It is one of the most indelible images in all of Star Wars. After an entire movie of searching, Daisy Ridley’s Rey finally finds him: The missing Jedi, Luke Skywalker. At the top of a mountain in Ireland (or outer space or whatever), Rey confronts Luke, played by Mark Hamill. She presents him with his old lightsaber. He stares her down. And then ... the movie ends.

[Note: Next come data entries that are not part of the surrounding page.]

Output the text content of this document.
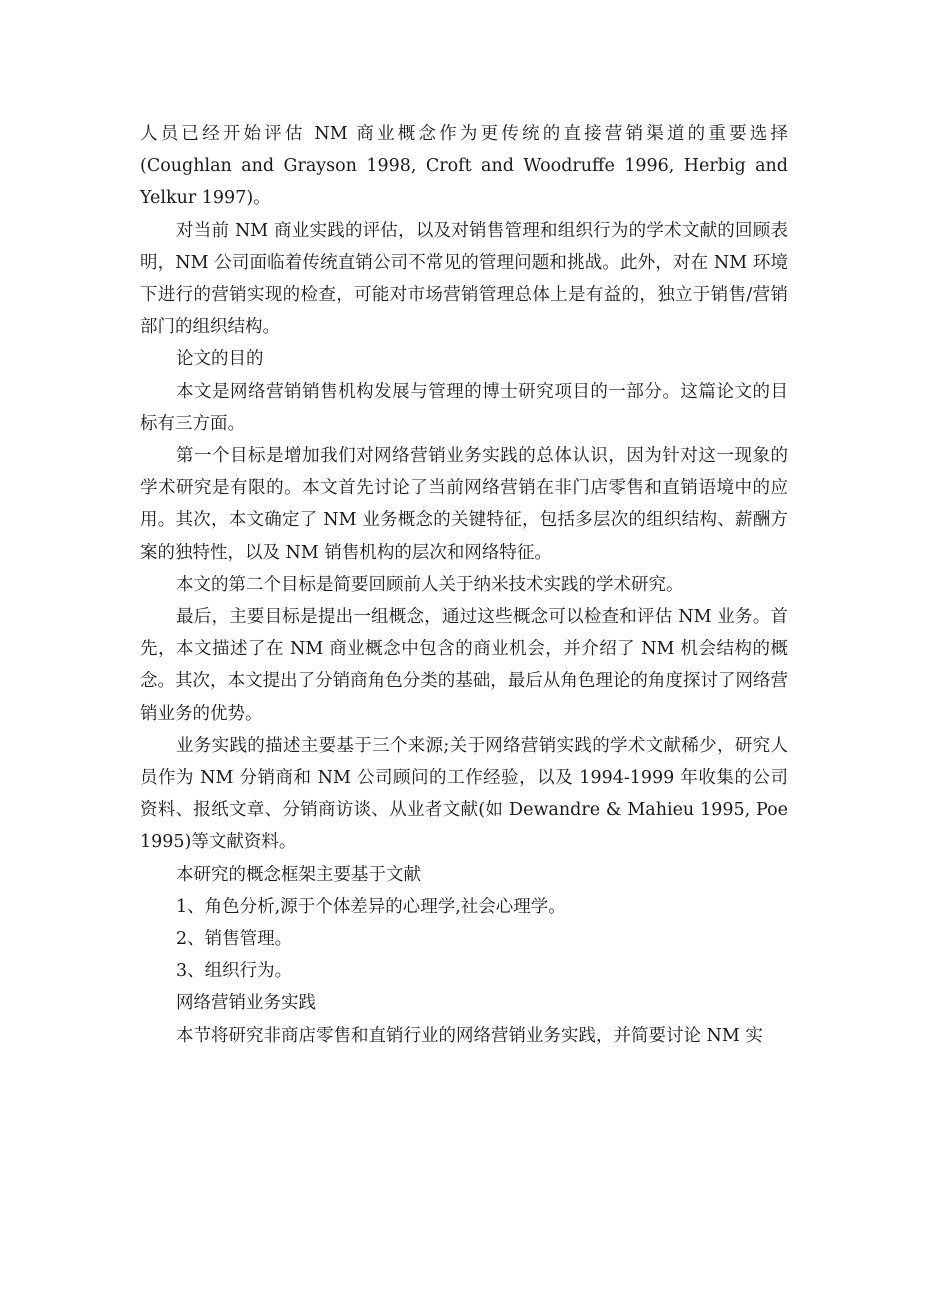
人员已经开始评估 NM 商业概念作为更传统的直接营销渠道的重要选择 (Coughlan and Grayson 1998, Croft and Woodruffe 1996, Herbig and Yelkur 1997)。

对当前 NM 商业实践的评估，以及对销售管理和组织行为的学术文献的回顾表明，NM 公司面临着传统直销公司不常见的管理问题和挑战。此外，对在 NM 环境下进行的营销实现的检查，可能对市场营销管理总体上是有益的，独立于销售/营销部门的组织结构。

论文的目的

本文是网络营销销售机构发展与管理的博士研究项目的一部分。这篇论文的目标有三方面。

第一个目标是增加我们对网络营销业务实践的总体认识，因为针对这一现象的学术研究是有限的。本文首先讨论了当前网络营销在非门店零售和直销语境中的应用。其次，本文确定了 NM 业务概念的关键特征，包括多层次的组织结构、薪酬方案的独特性，以及 NM 销售机构的层次和网络特征。

本文的第二个目标是简要回顾前人关于纳米技术实践的学术研究。

最后，主要目标是提出一组概念，通过这些概念可以检查和评估 NM 业务。首先，本文描述了在 NM 商业概念中包含的商业机会，并介绍了 NM 机会结构的概念。其次，本文提出了分销商角色分类的基础，最后从角色理论的角度探讨了网络营销业务的优势。

业务实践的描述主要基于三个来源;关于网络营销实践的学术文献稀少，研究人员作为 NM 分销商和 NM 公司顾问的工作经验，以及 1994-1999 年收集的公司资料、报纸文章、分销商访谈、从业者文献(如 Dewandre & Mahieu 1995, Poe 1995)等文献资料。

本研究的概念框架主要基于文献

1、角色分析,源于个体差异的心理学,社会心理学。

2、销售管理。

3、组织行为。

网络营销业务实践

本节将研究非商店零售和直销行业的网络营销业务实践，并简要讨论 NM 实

It was a perfect cliffhanger and a terrific bookend. (The Force Awakens’ opening crawl began with the words “Luke Skywalker has vanished.”) But if it was up to Mark Hamill himself, the whole thing would have played out very differently. As part of Vanity Fair’s new cover story on The Last Jedi, Hamill revealed how he wanted to bring back Luke for his long-awaited return to the galaxy far, far away. He’s clearly spent a lot of time thinking about it too:

Now, remember, one of the plots in the earlier films was the telepathic communication between my sister and me ... So I thought, Carrie will sense that Han is in danger and try to contact me. And she won’t succeed, and, in frustration, she’ll go herself. Then we’re in the situation where all three of us are together, which is one of my favorite things in the original film, when we were on the Death Star. It’s just got a fun dynamic to it. So I thought it would have been more effective, and I still feel this way, though it’s just my opinion, that Leia would make it as far as she can, and, right when she is apprehended, maybe even facing death—Ba-boom! I come in and blow the guy away and the two of us go to where Han is facing off with his son, but we’re too late. The reason that’s important is that we witness his death, which carries enormous personal resonance into the next picture. As it is, Chewie’s there, and how much can you get out of [passable Chewbacca wail] ‘Nyaaarghhh!’ and two people who have known Han for, what, 20 minutes?”

As fan canon (or star canon) goes, it’s not bad. The Force Awakens was all about symmetry, and there would have been a lovely symmetry to getting the old band back together one last time. And you can’t blame Hamill for wanting to get to do some big heroic stuff; the VF profile reveals he’d been “dieting and training for 50 weeks” when he finally got to read the Force Awakens script and discovered ... he had one scene, said nothing, and did nothing. Dude. Can you imagine all the barbecue he missed eating for that year? That poor, poor man.

In the end, I think The Force Awakens director J.J. Abrams made the right call. He kept you guessing as to when and where Luke would show up right until the very last scene. That reveal was amazing; as a climax it was just incredible. But it’s fun to know what Mark Hamill would have done with creative control written into his contract.